In a preclinical study, Lauren Akers, D.O., postdoctoral fellow from the Children's Cancer Hospital at M. D. Anderson, found that combining a novel glycolysis inhibitor, 3-BrOP, with mTOR inhibitor, rapamycin, induced more than 90 percent cell death in human tissue cultures of acute lymphocytic leukemia. She presented her study at the American Society of Pediatric Hematology/Oncology annual conference on May 16.
"We already knew that 3-BrOP was effective in preclinical research of glioblastoma, colon cancer and lymphoma, and most recently acute leukemias" says Akers, lead investigator on the study. "We also knew that mTOR inhibitors intensify cellular starvation. This study showed that the two together have a more powerful impact on treating acute lymphocytic leukemia, which is the most common childhood cancer."

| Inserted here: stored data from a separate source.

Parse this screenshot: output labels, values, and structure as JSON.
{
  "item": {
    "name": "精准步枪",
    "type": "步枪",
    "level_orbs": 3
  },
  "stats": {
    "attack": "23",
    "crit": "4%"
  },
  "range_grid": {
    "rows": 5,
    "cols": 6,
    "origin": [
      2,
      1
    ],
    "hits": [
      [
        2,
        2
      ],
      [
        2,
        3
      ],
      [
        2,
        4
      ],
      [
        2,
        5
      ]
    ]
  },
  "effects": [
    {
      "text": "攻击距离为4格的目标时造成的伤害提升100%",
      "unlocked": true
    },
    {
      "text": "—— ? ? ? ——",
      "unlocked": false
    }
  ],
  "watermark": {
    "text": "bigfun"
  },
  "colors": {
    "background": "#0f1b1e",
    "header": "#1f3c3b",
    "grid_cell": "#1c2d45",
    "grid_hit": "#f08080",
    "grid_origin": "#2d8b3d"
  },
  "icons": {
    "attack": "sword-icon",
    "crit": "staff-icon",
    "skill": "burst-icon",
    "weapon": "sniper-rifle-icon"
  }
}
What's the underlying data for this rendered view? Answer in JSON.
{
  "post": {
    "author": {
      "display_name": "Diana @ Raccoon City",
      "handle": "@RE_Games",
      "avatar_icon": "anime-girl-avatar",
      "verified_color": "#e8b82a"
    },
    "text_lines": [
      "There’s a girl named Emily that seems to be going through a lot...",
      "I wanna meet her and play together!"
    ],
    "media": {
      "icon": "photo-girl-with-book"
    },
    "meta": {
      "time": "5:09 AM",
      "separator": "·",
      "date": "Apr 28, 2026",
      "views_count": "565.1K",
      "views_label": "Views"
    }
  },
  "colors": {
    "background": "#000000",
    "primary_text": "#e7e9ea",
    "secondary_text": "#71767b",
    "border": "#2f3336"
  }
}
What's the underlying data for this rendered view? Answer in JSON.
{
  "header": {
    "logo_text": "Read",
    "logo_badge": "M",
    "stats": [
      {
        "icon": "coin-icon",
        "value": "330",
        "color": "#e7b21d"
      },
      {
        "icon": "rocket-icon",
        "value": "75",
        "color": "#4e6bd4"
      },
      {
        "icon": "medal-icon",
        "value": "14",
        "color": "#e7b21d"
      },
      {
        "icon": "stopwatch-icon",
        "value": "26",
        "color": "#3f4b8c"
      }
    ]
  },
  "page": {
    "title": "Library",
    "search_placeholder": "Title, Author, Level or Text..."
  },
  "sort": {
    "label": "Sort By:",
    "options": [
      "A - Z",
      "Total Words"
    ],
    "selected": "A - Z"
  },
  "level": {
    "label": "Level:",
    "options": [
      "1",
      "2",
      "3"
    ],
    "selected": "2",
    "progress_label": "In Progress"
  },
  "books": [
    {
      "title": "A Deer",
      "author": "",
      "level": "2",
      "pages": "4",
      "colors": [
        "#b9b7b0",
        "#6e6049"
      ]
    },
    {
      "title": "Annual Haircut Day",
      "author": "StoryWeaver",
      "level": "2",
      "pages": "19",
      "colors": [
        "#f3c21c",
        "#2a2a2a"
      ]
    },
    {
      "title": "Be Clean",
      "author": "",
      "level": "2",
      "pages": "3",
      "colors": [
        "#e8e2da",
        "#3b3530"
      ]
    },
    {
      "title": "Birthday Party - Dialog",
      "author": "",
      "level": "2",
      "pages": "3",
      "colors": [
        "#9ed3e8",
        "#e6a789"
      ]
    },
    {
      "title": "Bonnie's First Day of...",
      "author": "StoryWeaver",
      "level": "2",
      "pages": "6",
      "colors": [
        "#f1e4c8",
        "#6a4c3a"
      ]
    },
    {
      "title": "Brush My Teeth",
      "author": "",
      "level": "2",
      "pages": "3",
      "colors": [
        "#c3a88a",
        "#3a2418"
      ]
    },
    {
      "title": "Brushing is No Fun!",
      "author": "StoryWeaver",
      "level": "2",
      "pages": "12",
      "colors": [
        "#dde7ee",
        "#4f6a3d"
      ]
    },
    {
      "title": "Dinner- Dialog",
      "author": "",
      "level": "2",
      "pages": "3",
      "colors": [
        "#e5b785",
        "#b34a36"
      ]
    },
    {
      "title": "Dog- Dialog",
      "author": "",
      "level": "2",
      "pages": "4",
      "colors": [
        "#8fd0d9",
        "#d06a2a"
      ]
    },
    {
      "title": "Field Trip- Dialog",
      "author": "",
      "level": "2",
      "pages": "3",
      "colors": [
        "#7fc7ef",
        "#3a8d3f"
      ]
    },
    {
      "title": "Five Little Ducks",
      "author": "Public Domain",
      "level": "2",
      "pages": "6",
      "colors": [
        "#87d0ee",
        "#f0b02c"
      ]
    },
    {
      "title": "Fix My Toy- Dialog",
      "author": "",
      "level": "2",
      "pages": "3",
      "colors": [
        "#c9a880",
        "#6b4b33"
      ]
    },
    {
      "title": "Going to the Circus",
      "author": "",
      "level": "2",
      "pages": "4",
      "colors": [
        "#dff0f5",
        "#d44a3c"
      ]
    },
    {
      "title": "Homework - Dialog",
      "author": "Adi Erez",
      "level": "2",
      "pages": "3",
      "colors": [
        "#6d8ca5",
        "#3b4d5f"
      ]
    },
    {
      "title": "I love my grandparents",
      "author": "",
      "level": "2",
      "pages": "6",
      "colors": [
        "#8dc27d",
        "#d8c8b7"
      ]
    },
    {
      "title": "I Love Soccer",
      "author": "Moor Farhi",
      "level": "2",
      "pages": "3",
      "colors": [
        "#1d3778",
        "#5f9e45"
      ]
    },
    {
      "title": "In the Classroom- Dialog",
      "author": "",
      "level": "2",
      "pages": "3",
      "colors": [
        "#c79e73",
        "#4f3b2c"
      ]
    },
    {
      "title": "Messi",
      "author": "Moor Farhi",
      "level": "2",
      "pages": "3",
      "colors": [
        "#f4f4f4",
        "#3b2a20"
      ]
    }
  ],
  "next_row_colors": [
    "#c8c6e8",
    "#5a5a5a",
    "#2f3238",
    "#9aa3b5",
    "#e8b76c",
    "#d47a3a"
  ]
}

Glycolysis is a process that turns glucose into energy for cells. Unlike healthy cells that get their energy for growth from both glycolysis and respiration, cancer cells are highly dependent on glycolysis. Using the M. D. Anderson-developed drug, 3-BrOP, researchers inhibited glycolysis, thus starving the leukemia cells from their energy source while leaving healthy cells free to get their energy from respiration.
Rapamycin is an mTOR inhibitor that keeps cancer cells from coping with stress, thus resulting in cell death. When researchers on the study combined the two drugs, they discovered a synergistic effect.
"We found that a lower dosage of 3-BrOP with rapamycin created the same results of more than 90 percent tumor cell death," says Akers. "Theoretically, we believe that patients will better tolerate the therapy by lowering the dosage of 3-BrOP and combining it with rapamycin."
Other researchers on the study include senior investigator Patrick Zweidler-McKay, M.D., Ph.D., Anna Franklin, M.D. and Wendy Fang, M.D., all from the Children's Cancer Hospital at M. D. Anderson. Peng Huang, M.D., Ph.D., from the Department of Molecular Pathology at M. D. Anderson was also an investigator and was responsible for the development of 3-BrOP.
The team of researchers plans to conduct additional mouse studies, which could lead to a Phase I clinical trial some time in the future.